Yes. I have caching-namserver 6.0-2 installed. When I "rpm -V" to figure out what files I've changed, I have only changed /etc/named.conf and /var/named/named.local. Hmm, I didn't change the latter but "rpm -V" gives S.5....T -- my change to /etc/named.conf was to add the lines: // logging interval -- 12 hours statistics-interval 720; My resolv.conf has: search xnet.com nameserver 127.0.0.1 nameserver <ISP nameserver #1> nameserver <ISP nameserver #2> I keep intending to change this to only the first one, and make named a forwarding nameserver.
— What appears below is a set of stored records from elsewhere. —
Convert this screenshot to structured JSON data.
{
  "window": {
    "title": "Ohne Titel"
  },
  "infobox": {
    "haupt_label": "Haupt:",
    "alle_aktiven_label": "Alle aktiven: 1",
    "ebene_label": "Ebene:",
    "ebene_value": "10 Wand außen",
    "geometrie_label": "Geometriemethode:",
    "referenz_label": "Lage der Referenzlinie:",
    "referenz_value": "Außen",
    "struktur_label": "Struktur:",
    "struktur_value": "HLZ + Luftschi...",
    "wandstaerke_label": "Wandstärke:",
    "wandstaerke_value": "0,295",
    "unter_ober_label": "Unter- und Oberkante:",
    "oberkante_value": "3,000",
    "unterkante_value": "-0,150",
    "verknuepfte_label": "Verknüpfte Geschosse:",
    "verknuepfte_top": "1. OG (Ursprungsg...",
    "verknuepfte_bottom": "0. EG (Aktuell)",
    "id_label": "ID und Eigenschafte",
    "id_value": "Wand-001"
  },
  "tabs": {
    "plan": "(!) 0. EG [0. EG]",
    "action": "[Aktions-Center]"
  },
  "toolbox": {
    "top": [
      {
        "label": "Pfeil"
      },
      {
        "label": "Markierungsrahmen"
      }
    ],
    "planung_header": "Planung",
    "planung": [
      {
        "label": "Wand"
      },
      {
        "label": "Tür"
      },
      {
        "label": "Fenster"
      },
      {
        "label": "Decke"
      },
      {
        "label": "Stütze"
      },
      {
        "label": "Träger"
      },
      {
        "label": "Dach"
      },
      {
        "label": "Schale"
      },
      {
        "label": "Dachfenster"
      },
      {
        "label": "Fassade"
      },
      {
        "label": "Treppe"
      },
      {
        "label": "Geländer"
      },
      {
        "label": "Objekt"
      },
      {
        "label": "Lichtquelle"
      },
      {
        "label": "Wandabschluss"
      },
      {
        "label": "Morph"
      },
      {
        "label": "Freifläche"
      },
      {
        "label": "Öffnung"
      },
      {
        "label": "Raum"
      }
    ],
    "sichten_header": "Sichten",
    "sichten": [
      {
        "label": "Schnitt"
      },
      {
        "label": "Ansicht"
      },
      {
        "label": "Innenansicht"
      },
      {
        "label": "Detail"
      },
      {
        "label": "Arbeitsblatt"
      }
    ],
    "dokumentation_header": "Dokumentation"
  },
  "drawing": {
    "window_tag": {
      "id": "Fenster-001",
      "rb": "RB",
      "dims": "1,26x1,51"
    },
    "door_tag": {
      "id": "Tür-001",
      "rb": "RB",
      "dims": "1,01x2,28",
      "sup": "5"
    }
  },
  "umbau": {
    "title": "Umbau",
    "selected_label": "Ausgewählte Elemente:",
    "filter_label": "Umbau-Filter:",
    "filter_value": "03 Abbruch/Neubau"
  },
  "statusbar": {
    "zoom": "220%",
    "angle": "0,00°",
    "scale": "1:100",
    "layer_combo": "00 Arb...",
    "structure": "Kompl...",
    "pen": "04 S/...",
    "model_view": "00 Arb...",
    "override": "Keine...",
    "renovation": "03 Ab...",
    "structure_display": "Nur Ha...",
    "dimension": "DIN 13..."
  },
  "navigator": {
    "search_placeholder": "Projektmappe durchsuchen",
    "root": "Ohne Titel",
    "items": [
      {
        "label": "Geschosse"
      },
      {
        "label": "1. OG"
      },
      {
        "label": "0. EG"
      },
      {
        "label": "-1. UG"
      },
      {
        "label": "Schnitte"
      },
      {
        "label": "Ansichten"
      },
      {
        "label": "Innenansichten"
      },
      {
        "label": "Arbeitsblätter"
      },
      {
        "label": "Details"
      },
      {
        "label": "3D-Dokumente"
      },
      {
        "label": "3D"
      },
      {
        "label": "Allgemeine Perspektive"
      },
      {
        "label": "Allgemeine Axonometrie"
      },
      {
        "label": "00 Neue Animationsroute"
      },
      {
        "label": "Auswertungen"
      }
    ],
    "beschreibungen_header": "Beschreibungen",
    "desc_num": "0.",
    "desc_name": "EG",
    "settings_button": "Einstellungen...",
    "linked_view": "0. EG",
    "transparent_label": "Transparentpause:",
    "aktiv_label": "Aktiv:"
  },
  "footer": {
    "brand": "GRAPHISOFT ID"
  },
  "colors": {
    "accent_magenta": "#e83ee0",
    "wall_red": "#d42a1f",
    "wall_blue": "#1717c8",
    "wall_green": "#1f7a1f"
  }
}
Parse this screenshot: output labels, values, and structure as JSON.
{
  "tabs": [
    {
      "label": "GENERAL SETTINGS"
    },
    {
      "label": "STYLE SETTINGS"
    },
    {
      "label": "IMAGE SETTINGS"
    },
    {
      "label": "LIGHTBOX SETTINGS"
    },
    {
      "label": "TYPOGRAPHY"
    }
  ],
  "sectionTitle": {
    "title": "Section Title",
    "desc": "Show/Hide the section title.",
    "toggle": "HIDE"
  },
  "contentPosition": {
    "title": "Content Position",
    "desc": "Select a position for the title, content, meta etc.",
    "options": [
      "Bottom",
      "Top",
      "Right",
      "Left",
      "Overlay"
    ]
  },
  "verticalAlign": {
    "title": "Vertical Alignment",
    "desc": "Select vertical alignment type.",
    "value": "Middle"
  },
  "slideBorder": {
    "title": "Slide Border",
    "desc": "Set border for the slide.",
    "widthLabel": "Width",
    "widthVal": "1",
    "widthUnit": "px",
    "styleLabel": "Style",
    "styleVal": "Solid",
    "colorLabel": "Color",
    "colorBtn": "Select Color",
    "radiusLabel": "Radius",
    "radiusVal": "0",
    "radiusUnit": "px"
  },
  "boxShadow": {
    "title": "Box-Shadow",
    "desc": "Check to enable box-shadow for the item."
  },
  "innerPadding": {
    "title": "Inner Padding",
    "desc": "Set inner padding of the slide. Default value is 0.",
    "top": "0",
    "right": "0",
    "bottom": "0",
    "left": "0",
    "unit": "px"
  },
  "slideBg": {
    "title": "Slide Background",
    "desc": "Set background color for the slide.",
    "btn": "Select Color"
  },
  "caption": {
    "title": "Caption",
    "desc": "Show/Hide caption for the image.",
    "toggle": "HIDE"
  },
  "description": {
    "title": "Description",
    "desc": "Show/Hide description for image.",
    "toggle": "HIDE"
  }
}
None of this, however, changes the fact that when starting Netscape, it generates some lookup request that times out. Why do newer versions of Netscape need to generate any name lookups for opening a file:// URL? Previous versions of Netscape did not do this. I fully expect my named to time out when a name lookup request is made and when I am not connected to my ISP (via ppp). My complaint is that Netscape is generating a nameserver request when it doesn't need to. Admittedly, in addition to fixing Netscape, it would work to fix my nameserver somehow to immediately reject all requests when I am not connected to the Net.
Hmm... looking in both the netscape resources and the binary itself, there doesn't seem to be a way to disable this. Perhaps try: MOZILLA_NO_ASYNC_DNS=1 netscape but I don't know if that will help. If that doesn't I can't think of a good solution, because the 'no route to host' timeout is the standard kernel networking timeout.